Exotic conductors from the lab and nature

Exotic conductors from the lab and nature

They say that it’s what’s on the inside that counts. But that is not true for topological insulators — exotic materials that conduct electricity only along their surfaces.

Physicists have now shown this property in a naturally occurring mineral, and another group has synthesised the first two-dimensional topological insulator that conducts at room temperature.

Having more such materials could boost efforts to build spintronic devices — in which currents are driven by an intrinsic property of electrons called spin, rather than by voltages. Topological insulators that work at low temperatures were first synthesised from heavy elements in 2008. Their odd conducting abilities arise because each electron’s spin becomes coupled to its motion.

This compels each electron to circle around a specific spot, preventing them from moving through the bulk material, which means that they cannot conduct electricity. But at the material’s edge, the electrons do not have enough space for this circling motion; instead, they are forced to hop along the surface in semicircular jumps, enabling conduction. “Topological insulators raise the possibility of building spintronic devices that use electron spin, rather than charge,” says Pascal Gehring, a solid-state physicist at the Max Planck Institute for Solid State Research in Stuttgart, Germany, and a co-author of the study.

All about electron spins

Spins can be rotated quickly without expending much energy, so spintronic devices should be more efficient than their electronic counterparts, in which energy is required to change charges, he adds. In theory, it is difficult to corrupt spin values in a topological insulator. That is because, to flip the spin value accidentally, you would have to knock the system hard enough to cause the electron to make a U-turn. Gehring and his colleagues examined a natural sample of kawazulite, which contains bismuth, tellurium, selenium and sulphur, found at a former gold mine in the Czech Republic.

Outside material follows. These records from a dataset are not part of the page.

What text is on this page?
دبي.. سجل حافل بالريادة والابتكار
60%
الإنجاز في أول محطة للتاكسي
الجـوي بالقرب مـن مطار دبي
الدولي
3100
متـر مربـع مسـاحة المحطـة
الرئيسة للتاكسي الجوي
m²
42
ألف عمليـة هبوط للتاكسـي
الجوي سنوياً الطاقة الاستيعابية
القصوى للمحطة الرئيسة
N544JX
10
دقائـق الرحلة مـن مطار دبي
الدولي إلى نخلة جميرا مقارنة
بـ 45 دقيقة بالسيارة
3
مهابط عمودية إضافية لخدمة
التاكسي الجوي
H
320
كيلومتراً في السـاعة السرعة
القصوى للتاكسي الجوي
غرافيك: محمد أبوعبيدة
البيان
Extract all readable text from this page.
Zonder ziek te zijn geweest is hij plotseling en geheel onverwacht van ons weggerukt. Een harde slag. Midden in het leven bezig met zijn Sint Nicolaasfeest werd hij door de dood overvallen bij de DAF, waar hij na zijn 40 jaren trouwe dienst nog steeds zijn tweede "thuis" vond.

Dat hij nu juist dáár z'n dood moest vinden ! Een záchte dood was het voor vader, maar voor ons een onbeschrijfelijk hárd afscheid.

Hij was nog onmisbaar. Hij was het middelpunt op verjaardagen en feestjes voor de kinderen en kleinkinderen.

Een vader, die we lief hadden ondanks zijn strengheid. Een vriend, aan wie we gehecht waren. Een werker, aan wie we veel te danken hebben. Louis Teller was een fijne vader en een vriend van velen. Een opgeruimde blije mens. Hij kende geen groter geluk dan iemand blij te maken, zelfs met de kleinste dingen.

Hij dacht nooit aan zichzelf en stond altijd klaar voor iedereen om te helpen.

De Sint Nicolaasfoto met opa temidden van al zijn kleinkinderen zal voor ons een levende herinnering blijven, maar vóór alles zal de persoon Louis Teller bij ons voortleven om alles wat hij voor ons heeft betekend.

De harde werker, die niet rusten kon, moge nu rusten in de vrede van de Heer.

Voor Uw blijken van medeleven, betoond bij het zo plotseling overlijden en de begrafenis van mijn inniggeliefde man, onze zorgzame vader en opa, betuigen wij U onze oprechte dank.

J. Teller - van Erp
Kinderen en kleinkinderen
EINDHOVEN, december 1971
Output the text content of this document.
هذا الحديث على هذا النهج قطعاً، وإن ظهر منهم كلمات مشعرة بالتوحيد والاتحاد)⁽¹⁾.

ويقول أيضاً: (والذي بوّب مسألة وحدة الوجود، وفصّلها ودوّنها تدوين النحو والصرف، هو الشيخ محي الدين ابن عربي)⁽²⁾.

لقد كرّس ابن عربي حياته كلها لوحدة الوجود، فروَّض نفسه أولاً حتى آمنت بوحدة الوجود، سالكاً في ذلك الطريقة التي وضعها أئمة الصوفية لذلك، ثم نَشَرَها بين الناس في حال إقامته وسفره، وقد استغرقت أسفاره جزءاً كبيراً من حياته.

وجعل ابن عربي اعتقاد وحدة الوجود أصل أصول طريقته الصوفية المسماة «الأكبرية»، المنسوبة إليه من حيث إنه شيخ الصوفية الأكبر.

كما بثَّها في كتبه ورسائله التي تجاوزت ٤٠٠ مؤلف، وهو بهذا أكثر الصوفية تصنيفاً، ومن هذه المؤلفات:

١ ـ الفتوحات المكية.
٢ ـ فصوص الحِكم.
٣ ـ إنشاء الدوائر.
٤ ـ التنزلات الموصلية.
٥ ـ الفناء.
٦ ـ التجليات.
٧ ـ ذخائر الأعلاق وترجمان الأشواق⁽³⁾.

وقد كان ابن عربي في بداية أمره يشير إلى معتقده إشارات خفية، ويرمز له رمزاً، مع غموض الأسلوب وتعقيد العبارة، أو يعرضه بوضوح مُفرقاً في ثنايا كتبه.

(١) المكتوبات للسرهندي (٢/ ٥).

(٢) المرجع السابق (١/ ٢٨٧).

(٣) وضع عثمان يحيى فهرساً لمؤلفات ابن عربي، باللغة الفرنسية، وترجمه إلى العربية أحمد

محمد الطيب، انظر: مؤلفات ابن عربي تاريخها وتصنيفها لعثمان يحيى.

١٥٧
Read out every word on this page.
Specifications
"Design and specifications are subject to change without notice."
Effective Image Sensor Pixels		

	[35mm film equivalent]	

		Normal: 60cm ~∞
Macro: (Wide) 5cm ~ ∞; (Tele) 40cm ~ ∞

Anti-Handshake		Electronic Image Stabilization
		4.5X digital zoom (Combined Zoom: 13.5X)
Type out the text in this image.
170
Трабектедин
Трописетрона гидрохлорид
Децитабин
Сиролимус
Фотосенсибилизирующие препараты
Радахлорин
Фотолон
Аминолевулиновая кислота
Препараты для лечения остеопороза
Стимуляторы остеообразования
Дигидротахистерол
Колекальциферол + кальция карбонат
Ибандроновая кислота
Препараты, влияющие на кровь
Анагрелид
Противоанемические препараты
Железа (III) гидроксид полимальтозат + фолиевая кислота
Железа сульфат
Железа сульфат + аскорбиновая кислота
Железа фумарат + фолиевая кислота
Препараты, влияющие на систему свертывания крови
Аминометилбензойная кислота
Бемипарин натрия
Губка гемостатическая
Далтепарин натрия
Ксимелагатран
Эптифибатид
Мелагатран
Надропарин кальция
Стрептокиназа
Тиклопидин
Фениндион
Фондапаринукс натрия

Lab-made samples of kawazulite have already been shown to be topological insulators, but no one had checked for the property in natural samples. The team cleaved off single crystalline sheets 0.7 mm wide and applied the standard test for a topological insulator: photoelectron spectroscopy. Their results confirm that the electrons’ energy and momentum distribution matches predictions for a topological insulator.

Feng Liu, a materials scientist at the University of Utah, notes that the team’s natural sample contains fewer structural defects than its lab-made counterparts. Jeroen van den Brink, a physicist at the Leibniz Institute for Solid State and Materials Research in Dresden, Germany, and his colleagues stacked bismuth-containing sheets with a honeycomb structure. The result is a bulk material that acts as topological insulator at room temperature. The next step should be to find organic materials that act as topological insulators, says Liu. His team recently proposed a design for such a compound, and says another group has synthesised a candidate structure.